Indeed, the great Rumi's father, Bahuaddin Valad, was a renowned Islamic jurist known as the "sultan of scholars," and a teacher at a school specially built for him in Konya, in what is now Anatolia, Turkey. Rumi, himself, succeeded his father as the head teacher at this school upon his father's death.
The question of why Sufism is little known or publicized in the West, and why it seems to be frowned on, or at least viewed skeptically, within manistream Islam has always perplexed me. Anyone, who reads Rumi, it seemed to me, could not help but be transfixed by the high spiritual plane from which the master poet writes (Rumi is known as Mevlana, or "master," in Arabic). And, yet, Rumi's teachings along with Sufism are discounted and largely absent (at least in the West) in most discussions of Islam.
"So what we have had for the last few decades ," Safi observes, "is a situation of Orientalists and Salafi Muslims seeking to construct a "real Islam" that is untainted by Sufi dimensions, and many new agers seek(ing) to extract a mysticism that stands above and disconnected from wider, broader and deeper aspects of Islam."

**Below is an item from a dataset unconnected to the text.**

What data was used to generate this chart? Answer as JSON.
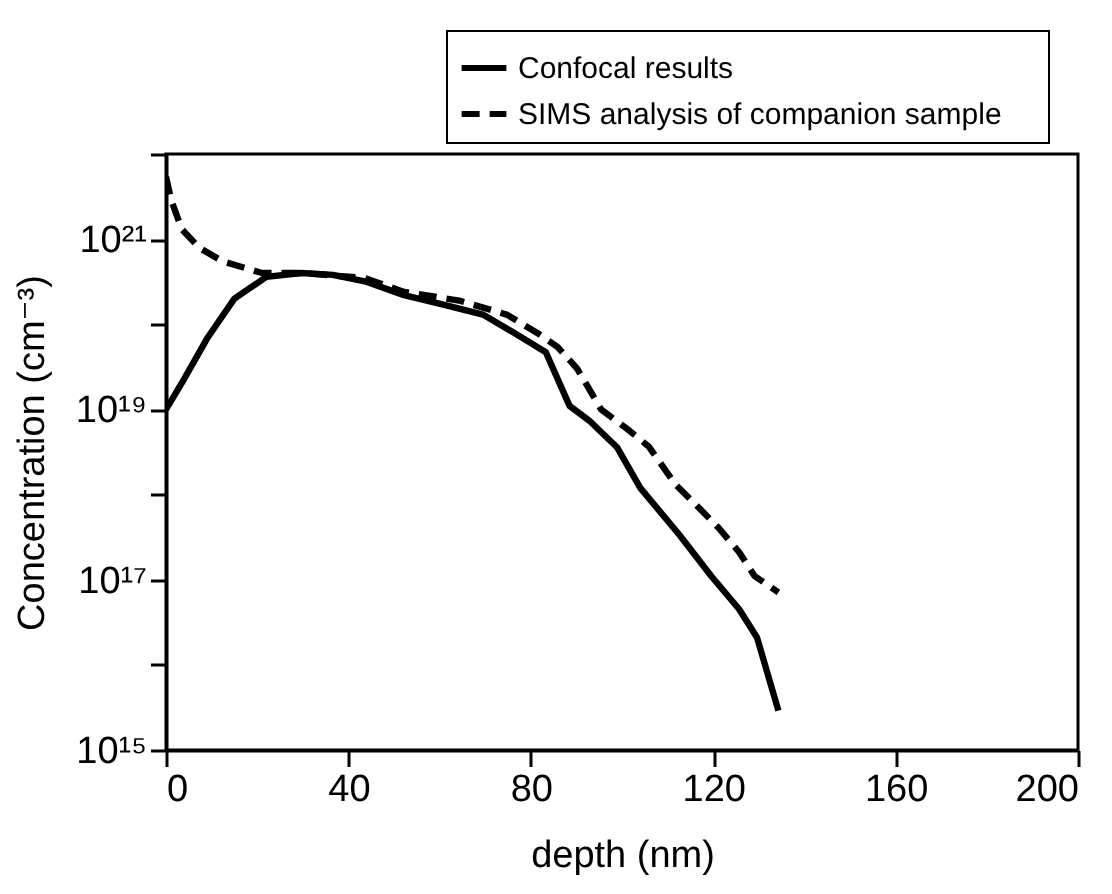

These are not the only paradigms, however. Just as many Christians, Jews and others are looking at the more esoteric teachings of their respective religions to provide greater meaning to their largely material lives, so too many Muslims are looking to Sufic teachings to embue their lives and religious practice with greater meaning. (A largely unmentioned fact in the hotly contested "mosque at Ground Zero debate" is that it is a planned Sufi Center headed by Sufi scholar Imam Faisal Abdul Rauf that is in question, not a more 'conservative' mosque that has raised the hackles of prejudice in NYC.)
An example of how many modern Muslims are looking to the ancient teachings of Sufism is demonstrated in a wonderful talk on TED.com by Imam Rauf. In it, Rauf combines the teachings of the Qur’an, the stories of Rumi, and the examples of Muhammad and Jesus, to demonstrate that only one obstacle stands between each of us and absolute compassion -- ourselves," or the human ego.
"Judge a moth by the greatness of its candle," Rumi urges.